Here are the results of the study: 12% of the hospital patients in the probiotic group developed diarrhea associated with antibiotic use, compared with 34% of the patients in the placebo group. No one in the probiotics group developed C difficile, but 9% of the patients in the placebo group developed this serious complication.

Cost Effective, Too

Hickson and colleagues provided this estimate of the cost savings in U.S. dollars. The average cost of the probiotics regimen in this study was $20 per patient. The cost of preventing one case of C difficile-associated diarrhea with probiotics was estimated to be $120, excluding dispensing and nursing costs. This is due to that fact that six patients were treated with probiotics for each case of C difficile prevented.

The $120 was then compared with the $3,669 it would cost in the U.S. to provide the standard medical treatment for one person with C difficile. The high cost is mainly due to the increased length of hospital stay required for people with C difficile and the use of a costly intravenous antibiotic called vancomycin, according to Hickson and colleagues.

Vaginal Infections

Something important to women was not addressed in the British study. Many eat yogurt while on antibiotics in order to avert another nasty side effect—vaginal infections. Will the yogurt drink used in this study have any preventive benefit for this infection? The answer is no, according to a leading probiotics expert not associated with the British study: Gregor Reid, PhD, Canadian Research and Development Centre for Probiotics in London, Ontario. “The product [Actimel/DanActive] is designed for intestinal benefits and not for the type of bacteria strains needed to promotevaginal health.”
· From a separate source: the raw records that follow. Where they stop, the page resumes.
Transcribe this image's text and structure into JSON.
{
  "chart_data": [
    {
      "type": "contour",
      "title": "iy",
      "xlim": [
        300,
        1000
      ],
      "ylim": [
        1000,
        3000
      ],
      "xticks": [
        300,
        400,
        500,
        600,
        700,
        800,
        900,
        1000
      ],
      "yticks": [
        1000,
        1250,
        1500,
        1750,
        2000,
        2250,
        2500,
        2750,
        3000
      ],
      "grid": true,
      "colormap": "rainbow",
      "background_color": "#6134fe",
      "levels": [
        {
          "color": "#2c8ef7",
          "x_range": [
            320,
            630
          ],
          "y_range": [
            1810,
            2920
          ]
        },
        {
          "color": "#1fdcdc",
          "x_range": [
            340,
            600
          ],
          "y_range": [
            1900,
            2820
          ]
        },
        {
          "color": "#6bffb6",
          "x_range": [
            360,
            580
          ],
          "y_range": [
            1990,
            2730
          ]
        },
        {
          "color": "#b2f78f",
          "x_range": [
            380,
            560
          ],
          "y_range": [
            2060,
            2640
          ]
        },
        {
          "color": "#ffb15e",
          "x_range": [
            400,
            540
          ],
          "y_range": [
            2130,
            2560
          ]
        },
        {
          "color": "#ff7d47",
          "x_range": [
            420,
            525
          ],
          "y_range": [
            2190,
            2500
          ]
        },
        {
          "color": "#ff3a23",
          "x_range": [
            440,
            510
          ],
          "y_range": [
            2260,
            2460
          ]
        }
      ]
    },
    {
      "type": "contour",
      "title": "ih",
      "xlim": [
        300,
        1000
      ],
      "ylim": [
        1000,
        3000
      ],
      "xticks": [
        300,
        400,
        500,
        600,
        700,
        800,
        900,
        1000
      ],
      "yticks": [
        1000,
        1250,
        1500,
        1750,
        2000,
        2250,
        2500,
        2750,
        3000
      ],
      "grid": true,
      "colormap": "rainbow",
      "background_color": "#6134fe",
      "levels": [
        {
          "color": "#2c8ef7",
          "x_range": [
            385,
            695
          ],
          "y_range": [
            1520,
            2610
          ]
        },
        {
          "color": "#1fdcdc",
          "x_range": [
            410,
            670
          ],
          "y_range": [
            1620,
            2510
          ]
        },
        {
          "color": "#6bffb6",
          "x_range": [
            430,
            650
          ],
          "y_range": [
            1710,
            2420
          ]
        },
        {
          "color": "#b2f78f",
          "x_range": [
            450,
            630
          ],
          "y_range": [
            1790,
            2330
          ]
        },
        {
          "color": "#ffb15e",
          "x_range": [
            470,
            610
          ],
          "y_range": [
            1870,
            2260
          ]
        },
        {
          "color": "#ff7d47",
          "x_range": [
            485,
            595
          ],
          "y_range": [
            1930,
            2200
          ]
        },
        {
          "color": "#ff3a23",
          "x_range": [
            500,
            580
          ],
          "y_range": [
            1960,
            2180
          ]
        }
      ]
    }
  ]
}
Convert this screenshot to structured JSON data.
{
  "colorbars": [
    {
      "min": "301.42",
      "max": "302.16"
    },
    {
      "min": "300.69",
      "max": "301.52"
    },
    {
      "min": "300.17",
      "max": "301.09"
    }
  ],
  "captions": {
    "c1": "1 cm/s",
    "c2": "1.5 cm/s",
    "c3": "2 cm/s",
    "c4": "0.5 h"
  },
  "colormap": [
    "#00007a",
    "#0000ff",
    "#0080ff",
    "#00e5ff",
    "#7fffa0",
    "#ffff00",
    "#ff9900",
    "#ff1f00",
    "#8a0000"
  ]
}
There is, however, another product proven to reduce the risk of vaginal infections, called Fem-Dophilus (www.jarrowprobiotics.com), said Dr. Reid, who owns patents to the strains present in these capsules. As for the probiotic claims on numerous products sold in supermarkets and pharmacies: “It’s only a probiotic if the product formulation has been clinically tested. Many of them have not. At least, if they have the strains of probiotic in a suitable viable count as found in studies with other formulations, it is promising, but the real test is a human study with the formulation.”